A bridge principle for harmonic diffeomorphisms between surfaces (Q1599386)

The authors prove the following result. Theorem. Let \(\Sigma_\iota\) be embedded closed surfaces of a Riemannian manifold \(M\), \(\tilde\Sigma_\iota\) be embedded closed surfaces of a Riemannian manifold \(\tilde M\), \(\dim M,\dim\tilde M\geq 3\), and \(\text{genus}(\Sigma_\iota)=\text{genus}(\tilde\Sigma_\iota)\geq 2\), for \(\iota=0,1\). Let \(f_\iota:\Sigma_\iota\to\tilde\Sigma_\iota\) be harmonic diffeomorphisms. Suppose that \(\gamma\), \(\tilde\gamma\) are Jordan arcs connecting \(\Sigma_0\) and \(\Sigma_1\), \(\tilde\Sigma_0\) and \(\tilde\Sigma_1\), respectively, satisfying that \(\gamma\cap\Sigma_\iota=\gamma(\iota)\), and \(\tilde\gamma\cap\tilde\Sigma_\iota=\tilde\gamma(\iota)=f_\iota(\gamma(\iota))\), for \(\iota=0,1\).
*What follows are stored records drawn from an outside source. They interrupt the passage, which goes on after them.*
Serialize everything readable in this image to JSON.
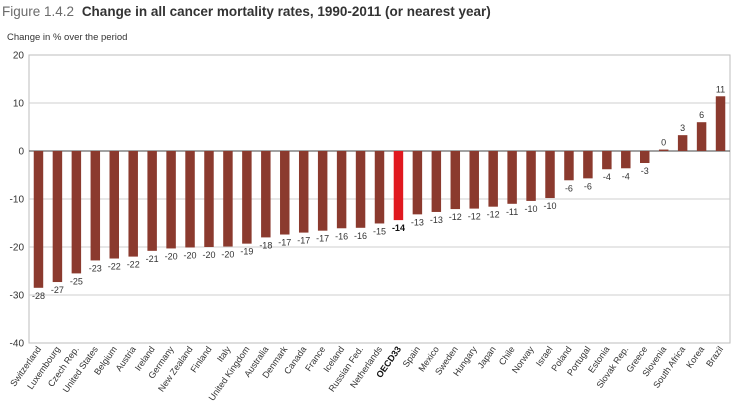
{
  "figure": {
    "number": "Figure 1.4.2",
    "title": "Change in all cancer mortality rates, 1990-2011 (or nearest year)"
  },
  "colors": {
    "bar": "#8b3a2e",
    "highlight": "#e0191f",
    "grid": "#cfcfcf"
  },
  "chart_data": {
    "type": "bar",
    "title": "Change in all cancer mortality rates, 1990-2011 (or nearest year)",
    "ylabel": "Change in % over the period",
    "xlabel": "",
    "ylim": [
      -40,
      20
    ],
    "yticks": [
      20,
      10,
      0,
      -10,
      -20,
      -30,
      -40
    ],
    "grid": true,
    "highlight": "OECD33",
    "categories": [
      "Switzerland",
      "Luxembourg",
      "Czech Rep.",
      "United States",
      "Belgium",
      "Austria",
      "Ireland",
      "Germany",
      "New Zealand",
      "Finland",
      "Italy",
      "United Kingdom",
      "Australia",
      "Denmark",
      "Canada",
      "France",
      "Iceland",
      "Russian Fed.",
      "Netherlands",
      "OECD33",
      "Spain",
      "Mexico",
      "Sweden",
      "Hungary",
      "Japan",
      "Chile",
      "Norway",
      "Israel",
      "Poland",
      "Portugal",
      "Estonia",
      "Slovak Rep.",
      "Greece",
      "Slovenia",
      "South Africa",
      "Korea",
      "Brazil"
    ],
    "values": [
      -28.5,
      -27.3,
      -25.5,
      -22.8,
      -22.4,
      -22.0,
      -20.8,
      -20.3,
      -20.1,
      -20.0,
      -19.9,
      -19.3,
      -18.0,
      -17.4,
      -17.0,
      -16.6,
      -16.1,
      -16.0,
      -15.1,
      -14.4,
      -13.2,
      -12.7,
      -12.1,
      -12.0,
      -11.6,
      -11.0,
      -10.4,
      -9.8,
      -6.1,
      -5.7,
      -3.8,
      -3.6,
      -2.5,
      0.3,
      3.3,
      6.0,
      11.4
    ],
    "data_labels": [
      "-28",
      "-27",
      "-25",
      "-23",
      "-22",
      "-22",
      "-21",
      "-20",
      "-20",
      "-20",
      "-20",
      "-19",
      "-18",
      "-17",
      "-17",
      "-17",
      "-16",
      "-16",
      "-15",
      "-14",
      "-13",
      "-13",
      "-12",
      "-12",
      "-12",
      "-11",
      "-10",
      "-10",
      "-6",
      "-6",
      "-4",
      "-4",
      "-3",
      "0",
      "3",
      "6",
      "11"
    ]
  }
}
Then in any sufficiently small \(\epsilon\)-neighborhood of \(\gamma\) (small \(\epsilon\)-neighborhood of \(\tilde\gamma\), respectively), one can connect \(\Sigma_0\) and \(\Sigma_1\) by a bridge tube \(T_\epsilon\), (\(\tilde\Sigma_0\) and \(\tilde\Sigma_1\) by a bridge tube \(\tilde T_\epsilon\), respectively), and find a harmonic diffeomorphism \(F_\epsilon\) from the smooth bridged surface \(\Sigma_0\sharp_{T_\epsilon}\Sigma_1\) onto the smooth bridged surface \(\tilde\Sigma_0\sharp_{\tilde T_\epsilon}\tilde\Sigma_1\). Furthermore, as the radius of \(T_\epsilon\) shrinks to zero (i.e., \(\epsilon\to 0\)), \(\{F_\epsilon\}\) converges to \(f_\iota\) (in the \(C^k\)-topology, \(k>2\)) on each compact subset of \(\Sigma_\iota\setminus\gamma_\iota\), for \(\iota=0,1\). As the authors write, the main point is the limit behavior. There exist corresponding results in the higher dimensional case, but these methods break down in the situation considered here.